– И как же вы поймете, какой нос нужен мне? – окончательно оробев, спросила я.
– Во-первых, у меня глаз-алмаз, – подмигнул врач, – а во-вторых… Впрочем, сейчас вы сами все увидите. Сначала я попросил бы вас собрать волосы в хвост и сесть вон на тот стул. Я вас сфотографирую.
Я послушно выполнила его просьбу. Фотографировали меня, как уголовницу – сначала анфас, потом профиль, потом ракурс три четверти.
Кахович закачал свежие снимки в компьютер, на экране возникло мое бледное ненакрашенное лицо, и я в очередной раз скептически усмехнулась – ну надо же было уродиться такой дурнушкой.
– Так, посмотрим, что тут у нас, – легкое движение компьютерной мышкой, и на экране поверх моего лица замелькали носы.
Прямые, аристократически удлиненные, с горбинками и без, откровенно кавказские (неужели кто-то сознательно заказывает себе орлиные носы?!), картошкой, кнопочкой…
– Этот, – наконец сказал он, остановив программу.
Я нахмурилась – нос как нос.
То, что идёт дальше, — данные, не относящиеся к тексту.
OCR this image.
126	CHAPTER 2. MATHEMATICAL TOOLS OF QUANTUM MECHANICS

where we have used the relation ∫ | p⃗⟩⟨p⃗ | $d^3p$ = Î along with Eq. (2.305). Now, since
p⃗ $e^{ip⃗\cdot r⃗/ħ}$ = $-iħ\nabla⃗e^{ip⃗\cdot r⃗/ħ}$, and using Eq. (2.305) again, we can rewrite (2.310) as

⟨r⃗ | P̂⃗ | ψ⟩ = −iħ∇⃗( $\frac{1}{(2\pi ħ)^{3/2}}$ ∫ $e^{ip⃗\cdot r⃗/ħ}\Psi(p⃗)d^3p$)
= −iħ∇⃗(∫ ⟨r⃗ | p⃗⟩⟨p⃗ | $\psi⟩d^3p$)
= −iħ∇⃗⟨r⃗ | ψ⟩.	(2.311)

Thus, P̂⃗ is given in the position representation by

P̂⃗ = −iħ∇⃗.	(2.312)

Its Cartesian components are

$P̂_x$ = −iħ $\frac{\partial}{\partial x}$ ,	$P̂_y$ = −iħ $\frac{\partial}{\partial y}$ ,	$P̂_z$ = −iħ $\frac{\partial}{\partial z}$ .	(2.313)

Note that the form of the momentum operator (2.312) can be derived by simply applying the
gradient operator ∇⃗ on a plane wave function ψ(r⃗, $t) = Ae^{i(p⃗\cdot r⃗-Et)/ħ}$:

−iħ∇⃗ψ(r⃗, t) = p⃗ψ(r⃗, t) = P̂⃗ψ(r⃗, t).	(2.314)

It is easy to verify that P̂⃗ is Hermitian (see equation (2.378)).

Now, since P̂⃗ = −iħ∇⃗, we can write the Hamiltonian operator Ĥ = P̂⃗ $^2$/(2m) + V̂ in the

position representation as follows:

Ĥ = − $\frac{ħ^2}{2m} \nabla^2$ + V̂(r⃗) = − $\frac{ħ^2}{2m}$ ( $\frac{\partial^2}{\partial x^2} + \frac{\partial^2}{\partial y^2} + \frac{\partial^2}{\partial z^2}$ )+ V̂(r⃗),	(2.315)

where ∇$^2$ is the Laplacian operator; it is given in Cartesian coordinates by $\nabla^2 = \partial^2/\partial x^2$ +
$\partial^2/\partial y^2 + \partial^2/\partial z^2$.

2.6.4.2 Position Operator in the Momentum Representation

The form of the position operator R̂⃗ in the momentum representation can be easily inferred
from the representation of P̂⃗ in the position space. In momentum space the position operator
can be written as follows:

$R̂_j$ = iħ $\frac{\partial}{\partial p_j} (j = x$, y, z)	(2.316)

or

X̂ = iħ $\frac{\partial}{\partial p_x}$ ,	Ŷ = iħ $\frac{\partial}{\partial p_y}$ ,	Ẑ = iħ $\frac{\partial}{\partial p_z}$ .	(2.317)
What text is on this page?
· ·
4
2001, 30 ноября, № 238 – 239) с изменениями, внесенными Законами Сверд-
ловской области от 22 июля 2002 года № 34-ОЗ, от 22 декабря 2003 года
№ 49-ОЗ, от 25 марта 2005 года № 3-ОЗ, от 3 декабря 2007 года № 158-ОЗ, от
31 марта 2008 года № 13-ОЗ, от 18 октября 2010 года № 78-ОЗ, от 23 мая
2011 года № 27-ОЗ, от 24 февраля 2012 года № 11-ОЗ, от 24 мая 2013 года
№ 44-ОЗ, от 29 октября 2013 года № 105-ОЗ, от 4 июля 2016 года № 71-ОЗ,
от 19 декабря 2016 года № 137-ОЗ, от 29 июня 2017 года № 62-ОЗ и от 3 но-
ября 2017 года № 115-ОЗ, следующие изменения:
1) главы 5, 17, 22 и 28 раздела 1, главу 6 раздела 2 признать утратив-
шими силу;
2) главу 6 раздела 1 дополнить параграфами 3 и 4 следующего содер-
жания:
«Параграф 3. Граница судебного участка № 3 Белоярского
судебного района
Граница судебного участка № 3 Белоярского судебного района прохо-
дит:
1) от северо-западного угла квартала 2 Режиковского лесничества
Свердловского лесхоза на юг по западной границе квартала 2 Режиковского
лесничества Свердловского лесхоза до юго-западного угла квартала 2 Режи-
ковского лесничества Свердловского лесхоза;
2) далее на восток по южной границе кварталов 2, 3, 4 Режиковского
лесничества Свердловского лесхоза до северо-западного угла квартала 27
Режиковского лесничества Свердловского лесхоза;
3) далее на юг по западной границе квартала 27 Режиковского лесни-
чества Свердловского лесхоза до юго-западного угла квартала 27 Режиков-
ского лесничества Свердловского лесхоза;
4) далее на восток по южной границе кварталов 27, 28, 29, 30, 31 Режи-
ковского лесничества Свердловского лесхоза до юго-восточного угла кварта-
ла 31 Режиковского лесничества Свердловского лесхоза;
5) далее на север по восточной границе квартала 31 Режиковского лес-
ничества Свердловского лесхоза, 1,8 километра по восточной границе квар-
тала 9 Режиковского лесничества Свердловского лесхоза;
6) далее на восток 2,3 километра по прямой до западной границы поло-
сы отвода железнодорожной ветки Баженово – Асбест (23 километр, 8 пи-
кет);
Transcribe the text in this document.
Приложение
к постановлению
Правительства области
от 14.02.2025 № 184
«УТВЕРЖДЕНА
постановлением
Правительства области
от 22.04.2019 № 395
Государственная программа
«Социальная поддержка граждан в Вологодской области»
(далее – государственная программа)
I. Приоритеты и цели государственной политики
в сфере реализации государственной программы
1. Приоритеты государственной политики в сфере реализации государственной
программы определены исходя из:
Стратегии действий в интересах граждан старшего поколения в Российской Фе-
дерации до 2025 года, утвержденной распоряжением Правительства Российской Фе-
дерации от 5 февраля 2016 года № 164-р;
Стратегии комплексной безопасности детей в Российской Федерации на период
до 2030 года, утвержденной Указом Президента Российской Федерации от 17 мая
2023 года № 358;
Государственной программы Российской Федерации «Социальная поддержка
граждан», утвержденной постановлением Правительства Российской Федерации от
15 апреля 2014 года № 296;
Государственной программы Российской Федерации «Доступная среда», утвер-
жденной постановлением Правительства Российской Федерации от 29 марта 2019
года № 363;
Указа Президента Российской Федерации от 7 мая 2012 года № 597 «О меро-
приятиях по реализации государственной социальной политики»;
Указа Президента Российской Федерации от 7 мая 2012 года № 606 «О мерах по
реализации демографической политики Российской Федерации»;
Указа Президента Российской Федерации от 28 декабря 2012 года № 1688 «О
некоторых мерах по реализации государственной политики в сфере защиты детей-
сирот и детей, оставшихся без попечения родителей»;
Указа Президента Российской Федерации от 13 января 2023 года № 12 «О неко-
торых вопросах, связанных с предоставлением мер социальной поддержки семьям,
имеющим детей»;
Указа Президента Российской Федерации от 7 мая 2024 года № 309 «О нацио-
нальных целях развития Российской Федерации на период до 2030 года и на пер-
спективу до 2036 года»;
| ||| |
Даже немаленький. Прямой, широкий.
– Я думала, что это будет что-то поменьше, – после паузы призналась я.
– Алиса, – мягко улыбнулся Кахович, – мы ведь только что об этом говорили. Мало – не значит хорошо. Хотите, расскажу вам одну историю? Дело было в нашей клинике…
Лирическое отступление № 1
ПОЧТИ ГОГОЛЕВСКАЯ ИСТОРИЯ О НОСЕ
В тридесятом царстве-государстве в смутные времена – а именно в Сокольниках на стыке двадцатого и двадцать первого веков – жили-были одинокая женщина Аделина и ее Нос. Да-да, именно так. Ибо сей орган обоняния имел столь внушительные размеры, что существовал не в тандеме со своей несчастной обладательницей, а как независимое, автономное существо. Разросшийся полип, подло паразитирующий на нежном женском личике, горбатый гном, главная цель которого – портить и без того несладкую жизнь Аделины.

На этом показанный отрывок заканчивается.